When the representative explained how the Frisbees were intended to be used, the nun was even more delighted that the children would also be able to enjoy them as toys.

On one level, that story is rather amusing. On another, it is very sad.  There are people who would prize even our cast-off items, who would be grateful to eat what we throw away.

A scene like this, changed the direction of my life 20 years ago. I had just gotten off the plane in the Dominican Republic at 3:00 pm in the afternoon. My SUV driver asked me if I wanted to drive through the bateyes, the little towns along the sugarcane fields where Haitians were working for $1 a day? This was my very first exposure to extreme, material poverty. With great hesitation, I whispered “Yes.”

For the next four hours we traveled on paths strewn with huge potholes. Just two hours away from Ft. Lauderdale, I thought I was on another planet. We traveled through dozens of little god-forsaken bateyes. Children without clothes, “old” men and women who were probably half my age. Many came up to the closed windows of our air-conditioned SUV and peered in. All of their eyes and faces were searching for a world that they had never seen. 

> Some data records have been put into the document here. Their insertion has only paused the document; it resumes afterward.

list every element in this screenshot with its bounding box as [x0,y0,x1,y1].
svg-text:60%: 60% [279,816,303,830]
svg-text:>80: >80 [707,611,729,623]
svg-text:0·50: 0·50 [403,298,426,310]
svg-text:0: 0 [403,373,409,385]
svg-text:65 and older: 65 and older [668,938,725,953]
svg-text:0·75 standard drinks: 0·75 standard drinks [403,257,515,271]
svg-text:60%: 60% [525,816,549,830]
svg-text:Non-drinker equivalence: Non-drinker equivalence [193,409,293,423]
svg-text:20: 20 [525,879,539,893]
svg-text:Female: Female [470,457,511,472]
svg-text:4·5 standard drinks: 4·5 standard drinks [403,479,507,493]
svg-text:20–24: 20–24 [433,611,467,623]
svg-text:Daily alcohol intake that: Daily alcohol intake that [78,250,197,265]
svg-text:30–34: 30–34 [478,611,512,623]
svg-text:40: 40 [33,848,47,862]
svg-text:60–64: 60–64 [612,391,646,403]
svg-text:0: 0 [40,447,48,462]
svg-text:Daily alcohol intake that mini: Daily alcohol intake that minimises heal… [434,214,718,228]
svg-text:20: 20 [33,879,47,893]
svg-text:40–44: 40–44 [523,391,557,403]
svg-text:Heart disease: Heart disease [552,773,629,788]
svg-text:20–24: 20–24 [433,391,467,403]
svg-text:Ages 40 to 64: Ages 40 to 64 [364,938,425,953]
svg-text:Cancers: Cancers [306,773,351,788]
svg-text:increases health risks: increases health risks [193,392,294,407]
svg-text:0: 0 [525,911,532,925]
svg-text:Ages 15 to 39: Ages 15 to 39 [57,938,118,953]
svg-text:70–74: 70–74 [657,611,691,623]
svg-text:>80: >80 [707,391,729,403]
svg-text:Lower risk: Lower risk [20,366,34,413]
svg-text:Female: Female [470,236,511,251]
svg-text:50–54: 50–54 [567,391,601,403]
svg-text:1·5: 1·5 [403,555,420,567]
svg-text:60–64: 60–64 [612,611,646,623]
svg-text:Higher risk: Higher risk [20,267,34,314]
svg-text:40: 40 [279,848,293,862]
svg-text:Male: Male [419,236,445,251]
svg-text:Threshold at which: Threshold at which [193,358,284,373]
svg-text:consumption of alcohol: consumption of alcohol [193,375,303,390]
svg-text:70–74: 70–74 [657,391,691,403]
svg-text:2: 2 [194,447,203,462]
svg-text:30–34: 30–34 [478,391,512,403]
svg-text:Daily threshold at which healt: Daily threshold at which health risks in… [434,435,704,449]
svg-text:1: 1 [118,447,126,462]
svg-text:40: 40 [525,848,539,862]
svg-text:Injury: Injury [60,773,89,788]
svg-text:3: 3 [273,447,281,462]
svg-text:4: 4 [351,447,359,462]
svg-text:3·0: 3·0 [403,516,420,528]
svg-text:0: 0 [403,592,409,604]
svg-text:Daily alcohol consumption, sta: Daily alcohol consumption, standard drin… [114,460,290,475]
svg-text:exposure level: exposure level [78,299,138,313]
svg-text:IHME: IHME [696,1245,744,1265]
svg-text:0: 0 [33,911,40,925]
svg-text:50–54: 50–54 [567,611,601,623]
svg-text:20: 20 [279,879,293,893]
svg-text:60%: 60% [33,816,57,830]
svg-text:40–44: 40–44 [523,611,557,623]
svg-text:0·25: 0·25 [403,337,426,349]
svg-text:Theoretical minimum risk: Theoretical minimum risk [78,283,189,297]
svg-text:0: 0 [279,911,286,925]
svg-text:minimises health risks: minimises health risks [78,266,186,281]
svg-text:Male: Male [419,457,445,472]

But what hit me in the deepest part of my being was that not a single face, young or old, had an ounce of hope as it was looking at me. This was much more than I could endure. It changed the direction of my life. I don’t have a lot to give, but I can give a bit of hope to those who have none. 

Early in our journey we passed a boy on the back of a donkey, plodding along ever so slowly. Three hours later on our return trip we again passed the boy. I asked my driver to stop and ask the boy where he was going and what he was doing. Every day the boy traveled to the hotels in Punta Cana where he picked up the scraps of food that were thrown out. He put them in his saddle bag and brought them back to his village so the people could eat. 

Tears rolled down my cheeks. I was in an nice air-conditioned SUV just two hours away from Ft. Lauderdale witnessing a world that I had always tried to avoid.  THERE WAS MORE FRUIT IN MY HAIR SHAMPOO THAN ON THIS BOY’S PLATE.

How are YOU moved when YOU see hopelessness on the face of a person standing next to YOU?